Using robust criteria to evaluate the performance of candidate projects is an essential aspect of FUND 2040.
It ensures transparency and objectivity so that the public receives the best return on its investments. Varying project categories would be evaluated differently and may have project-specific factors — for instance, stormwater management would be analyzed differently from a congestion relief project — but they would also have many assessment criteria in common:
High priority will be given to projects with positive economic impacts, such as those caused by increases in business productivity, enhanced real estate values, or avoided water treatment costs.
Many project types — for instance, green infrastructure — will be motivated by positive impacts on the environment. In cases where a project would have negative impacts, this is a strong indication that it should not be funded.
Public safety and health
These benefits may result from projects that reduce hazards like flooding, transportation safety improvements, or from new or improved parks that provide opportunities for physical activity, for example.
Projects that implement local priorities, as stated in an adopted local plan, are much better candidates for fund support than those that do not. "Local plans" in this context can mean comprehensive plans, water asset management plans, stormwater plans, or other local plans that identify priorities for investment.
Improvements to existing infrastructure
Projects should build on and enhance the effectiveness of current infrastructure, supporting development that strengthens existing communities.
Equity and geographic balance
Many projects will seek to improve conditions in communities that need investment the most. Regional infrastructure funding should be distributed fairly across the metropolitan area.
To get the most value from public investment, all projects will be assessed for their efficiency in achieving intended results, and those that strategically combine multiple benefits will score particularly well.
Matching other funds
To stretch public and private resources as far as possible, projects will leverage other funding, particularly to fill a funding gap that would otherwise prevent or delay successful project completion.
Call for Projects
FUND 2040 will use a two-stage annual call for projects. As with the Local Technical Assistance program, CMAP will perform significant outreach to educate potential applicants about eligible project types and application criteria. This two-stage process will facilitate applications from a broad range of projects and applicants via an initial, low-effort phase. Only projects that are a good fit for the program will need to commit to the more substantive effort of the full application. While this process is likely to require more CMAP staff time, it may also generate a more inclusive applicant pool.
The first phase will be an expression of interest. This simple document, which will use the same application form regardless of project type, will require little effort on the part of applicants and allow CMAP to ensure that projects meet basic feasibility and eligibility criteria. Sample criteria include consistency with past plans, local and subregional support, availability of other leveraged funds, and conceptual alignment of the project with GO TO 2040. At this stage, projects will be reviewed by CMAP staff and CMAP working and coordinating committees; CMAP will also solicit feedback from appropriate external partners. Applicants will be interviewed, and staff may complete site visits. Projects that pass this initial evaluation will be invited to complete a full application.

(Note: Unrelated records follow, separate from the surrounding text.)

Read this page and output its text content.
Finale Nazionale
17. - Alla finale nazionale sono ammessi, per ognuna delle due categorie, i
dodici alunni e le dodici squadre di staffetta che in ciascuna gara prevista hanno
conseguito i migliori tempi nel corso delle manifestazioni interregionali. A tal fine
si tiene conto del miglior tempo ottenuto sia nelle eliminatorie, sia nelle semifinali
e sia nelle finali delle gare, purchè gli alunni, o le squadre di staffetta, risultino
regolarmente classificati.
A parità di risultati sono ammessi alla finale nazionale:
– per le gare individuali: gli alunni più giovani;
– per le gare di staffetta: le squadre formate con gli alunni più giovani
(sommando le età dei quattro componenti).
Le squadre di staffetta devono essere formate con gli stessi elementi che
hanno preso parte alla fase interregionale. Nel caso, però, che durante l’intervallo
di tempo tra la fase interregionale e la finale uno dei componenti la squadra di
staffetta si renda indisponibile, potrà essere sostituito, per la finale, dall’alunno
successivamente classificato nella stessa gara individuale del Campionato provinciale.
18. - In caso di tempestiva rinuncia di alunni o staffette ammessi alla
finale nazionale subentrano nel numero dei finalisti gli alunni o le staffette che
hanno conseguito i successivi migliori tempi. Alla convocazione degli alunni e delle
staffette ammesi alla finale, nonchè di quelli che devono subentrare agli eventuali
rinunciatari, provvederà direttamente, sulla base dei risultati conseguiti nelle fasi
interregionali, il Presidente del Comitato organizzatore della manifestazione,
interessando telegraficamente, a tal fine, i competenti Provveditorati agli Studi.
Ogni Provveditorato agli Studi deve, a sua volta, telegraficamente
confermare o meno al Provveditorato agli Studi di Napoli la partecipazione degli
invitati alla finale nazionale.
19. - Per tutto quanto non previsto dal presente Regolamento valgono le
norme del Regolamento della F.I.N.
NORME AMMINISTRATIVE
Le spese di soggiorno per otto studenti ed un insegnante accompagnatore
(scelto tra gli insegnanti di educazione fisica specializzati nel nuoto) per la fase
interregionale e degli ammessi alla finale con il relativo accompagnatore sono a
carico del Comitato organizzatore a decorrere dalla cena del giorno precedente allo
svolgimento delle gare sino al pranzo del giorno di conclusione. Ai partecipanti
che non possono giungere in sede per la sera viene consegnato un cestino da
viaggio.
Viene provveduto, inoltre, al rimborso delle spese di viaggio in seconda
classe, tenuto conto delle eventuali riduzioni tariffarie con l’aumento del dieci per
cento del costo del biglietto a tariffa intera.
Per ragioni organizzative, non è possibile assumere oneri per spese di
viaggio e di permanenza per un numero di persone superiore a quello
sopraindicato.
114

In the second stage, applicants will submit a full proposal that will require significantly more technical information, with applications specific to each major project type. CMAP will complete a thorough technical review of the full proposals. This review will also incorporate CMAP working and advisory committee input, and the agency may also develop appropriate technical committees to provide advisory input on scoring and criteria. Staff will develop a recommended project list, which will be considered by the Coordinating Committee and the CMAP Board.